The 600MW Uruguaiana combined-cycle thermal power plant has been constructed by AES America at a cost of $350 million. Located in Uruguaiana in the State of Rio Grande do Sul, Brazil, the project site is about 44ha in size and is located in an area that is zoned for industrial development.
Petrobras purchases the gas from YPF in Argentina and delivers it to Sulgas, the local state gas distribution company, which sells it to the Uruguaiana project. A 270-mile pipeline was constructed at the same time as the plant, between Paraná, Argentina and Uruguaiana. The plant and pipeline began service in July 2000. The pipeline was extended to Porte Alegre in 2002, and cost $160 million.
BRAZIL GAS SUPPLY
The Uruguaiana power plant was built and is owned and run by AES. Its importance to the country is through its use of Argentinean gas in a privately owned, gas-fired plant in a country that is dominated by state-owned hydro capacity. The growth of the IPP and CCGT market in Brazil will be constrained by just how much natural gas it can get its hands on, and the ability of the Uruguaiana plant to use alternative fuels for a short period is evidence that supply is not as assured as would be liked.
Brazil has had to reduce energy privatisation plans due to the current energy crisis. This has been caused by the dependence on government funded hydro-power, which has reduced considerably due to the recent low-rainfall. There have also been equivalent shortages in other parts of Latin America that is leading to a huge amount of investment.
CCGT PLANT MAKE-UP
The Uruguaiana project uses a gas-fired combined-cycle process to generate electricity. The combined cycle-power plant burns natural gas in two Westinghouse 501F combustion turbines to generate approximately 352MW. Heat from the combustion turbines is recovered in two heat recovery steam generators (HRSGs). Steam from the HRSGs drives a single steam turbine to generate an additional 187MW. Duct firing may be used in the HRSGs to generate additional steam and an additional 78MW of electric power. Total maximum gross power output is 617MW and maximum net power output is 600MW.

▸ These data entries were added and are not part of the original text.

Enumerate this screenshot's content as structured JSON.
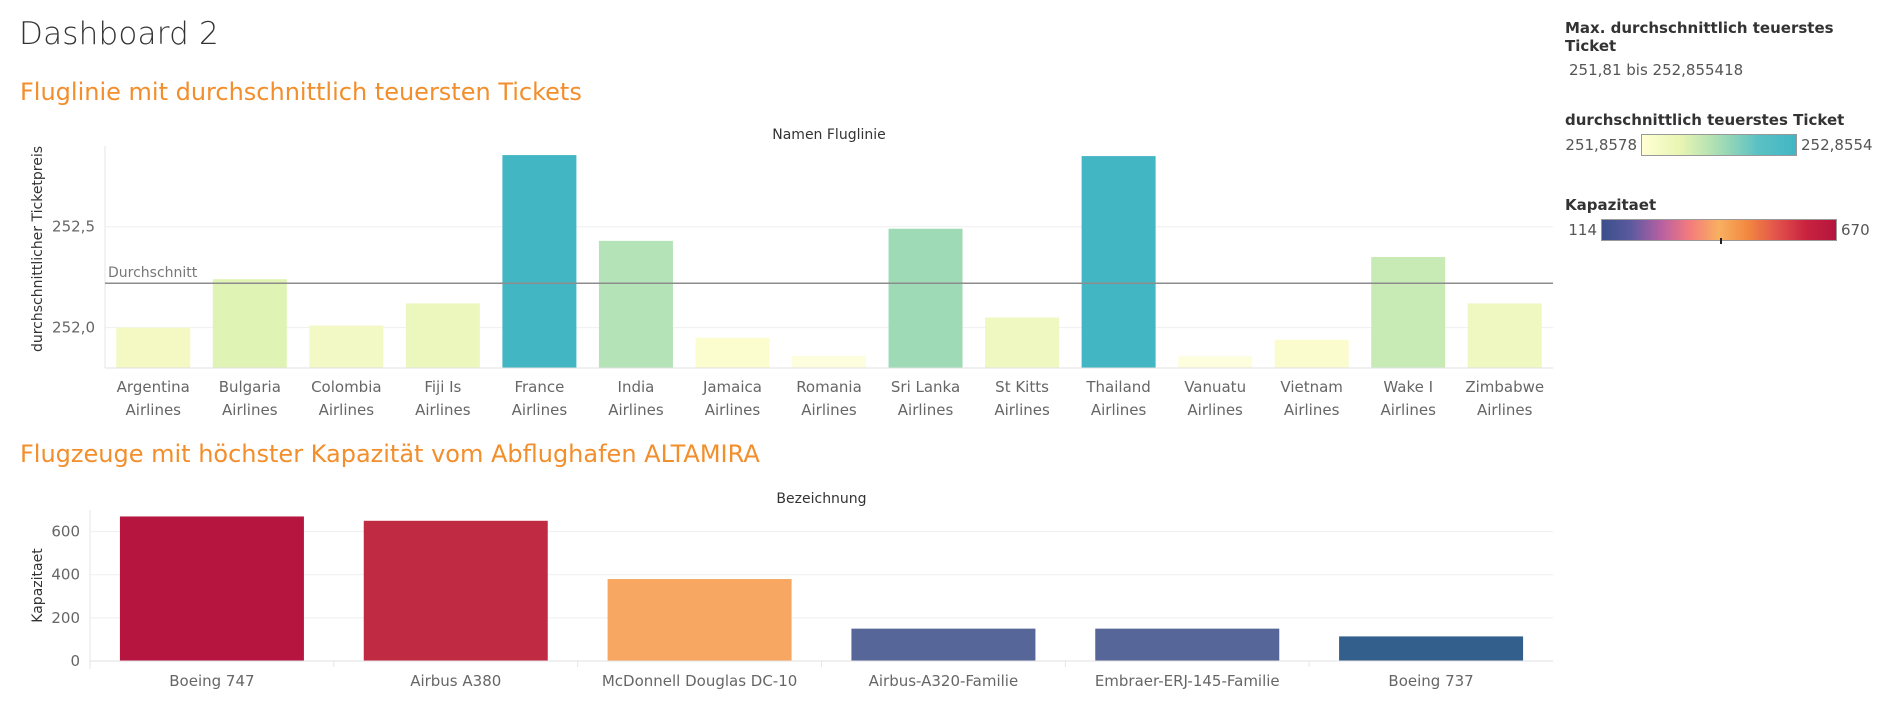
{
  "dashboard_title": "Dashboard 2",
  "sections": {
    "top_title": "Fluglinie mit durchschnittlich teuersten Tickets",
    "bottom_title": "Flugzeuge mit höchster Kapazität vom Abflughafen ALTAMIRA"
  },
  "legends": {
    "max": {
      "title": "Max. durchschnittlich teuerstes Ticket",
      "value": "251,81 bis 252,855418"
    },
    "ticket": {
      "title": "durchschnittlich teuerstes Ticket",
      "min": "251,8578",
      "max": "252,8554"
    },
    "kapazitaet": {
      "title": "Kapazitaet",
      "min": "114",
      "max": "670",
      "marker_fraction": 0.5
    }
  },
  "colors": {
    "accent": "#f28e2b",
    "ticket_ramp": [
      "#ffffd4",
      "#e8f5b2",
      "#a7ddb4",
      "#5bc1c3",
      "#41b6c4"
    ],
    "kap_ramp": [
      "#3b4f8b",
      "#b65fa3",
      "#f47b7d",
      "#f8b060",
      "#e2514c",
      "#b5153e"
    ]
  },
  "chart_data": [
    {
      "type": "bar",
      "title": "Namen Fluglinie",
      "ylabel": "durchschnittlicher Ticketpreis",
      "xlabel": "",
      "ylim": [
        251.8,
        252.9
      ],
      "yticks": [
        {
          "value": 252.0,
          "label": "252,0"
        },
        {
          "value": 252.5,
          "label": "252,5"
        }
      ],
      "reference_line": {
        "label": "Durchschnitt",
        "value": 252.22
      },
      "categories": [
        [
          "Argentina",
          "Airlines"
        ],
        [
          "Bulgaria",
          "Airlines"
        ],
        [
          "Colombia",
          "Airlines"
        ],
        [
          "Fiji Is",
          "Airlines"
        ],
        [
          "France",
          "Airlines"
        ],
        [
          "India",
          "Airlines"
        ],
        [
          "Jamaica",
          "Airlines"
        ],
        [
          "Romania",
          "Airlines"
        ],
        [
          "Sri Lanka",
          "Airlines"
        ],
        [
          "St Kitts",
          "Airlines"
        ],
        [
          "Thailand",
          "Airlines"
        ],
        [
          "Vanuatu",
          "Airlines"
        ],
        [
          "Vietnam",
          "Airlines"
        ],
        [
          "Wake I",
          "Airlines"
        ],
        [
          "Zimbabwe",
          "Airlines"
        ]
      ],
      "values": [
        252.0,
        252.24,
        252.01,
        252.12,
        252.855,
        252.43,
        251.95,
        251.86,
        252.49,
        252.05,
        252.85,
        251.858,
        251.94,
        252.35,
        252.12
      ],
      "colors": [
        "#f4f9c4",
        "#dff3b4",
        "#f2f9c4",
        "#ecf7bd",
        "#43b6c4",
        "#b4e3b8",
        "#fbfdcf",
        "#fdfedd",
        "#9fdab7",
        "#f0f8c1",
        "#43b6c4",
        "#fdfedd",
        "#fafcce",
        "#c8ebb6",
        "#eef8c0"
      ]
    },
    {
      "type": "bar",
      "title": "Bezeichnung",
      "ylabel": "Kapazitaet",
      "xlabel": "",
      "ylim": [
        0,
        700
      ],
      "yticks": [
        {
          "value": 0,
          "label": "0"
        },
        {
          "value": 200,
          "label": "200"
        },
        {
          "value": 400,
          "label": "400"
        },
        {
          "value": 600,
          "label": "600"
        }
      ],
      "categories": [
        "Boeing 747",
        "Airbus A380",
        "McDonnell Douglas DC-10",
        "Airbus-A320-Familie",
        "Embraer-ERJ-145-Familie",
        "Boeing 737"
      ],
      "values": [
        670,
        650,
        380,
        150,
        150,
        114
      ],
      "colors": [
        "#b5153e",
        "#c02a42",
        "#f8a763",
        "#566699",
        "#566699",
        "#335f8c"
      ]
    }
  ]
}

If necessary, each combustion turbine can be operated in simple-cycle mode with hot exhaust gases vented directly to the atmosphere through two 45.7m-high HRSG bypass stacks. Two 30.5m-high bypass stacks were used during the four-month period preceding completion of the HRSGs and initiation of the combined-cycle operation. Natural gas is used as fuel under normal conditions. During periods of gas curtailment, oil may be burned as a back-up fuel. In such cases, water is injected into the combustion chamber to control NOx emissions.
The Uruguaiana project included two new 230kV electric transmission lines. The first was about 5km in length, and constructed from the project site to the CEEE Uruguaiana substation. The second was approximately 130km in length and linked the Uruguaiana project to the substation located in Alegrete.
A 45.7cm-diameter pipe was used for the pipeline extension. Up to 2,500,000m³ per day can be delivered to the project. A new gas pipeline, approx. 12km in length, carries the gas from the International Bridge that connects Paso de los Libres in Argentina with the Uruguaiana site.
Distillate oil can be used in emergencies in which the natural gas supply is interrupted. The oil is stored onsite in an aboveground tank with a 7,570m³ capacity (adequate for up to 72 hours of operation). The tank is located within a secondary containment dike for containing spills. The oil storage capacity will increase to 11,900m³ (adequate for up to 120 hours of operation). This will be a tank size change from one tank (7,570m³) to two tanks (6,000m³ each).
Water will be used for several functions including cooling, make-up, domestic use and general plant service. Water is supplied by on-site groundwater wells. The total water withdrawal is estimated to be 12,913m³ per day. The cycle makeup treatment system includes pressure sand filtration, cartridge filtration, reverse osmosis, degasification and mixed-bed ion exchange polishing.
Waste streams generated by this process include sand filter backwash, reverse osmosis reject water and ion exchange resin regeneration wastewater. Filter backwash is combined with cooling tower blowdown in the cooling tower blowdown surge tank. Reverse osmosis reject water is routed to the cooling tower basin for reuse. Ion exchange system regenerant wastewater is routed to a waste neutralisation tank prior to discharge to the wastewater storage basin.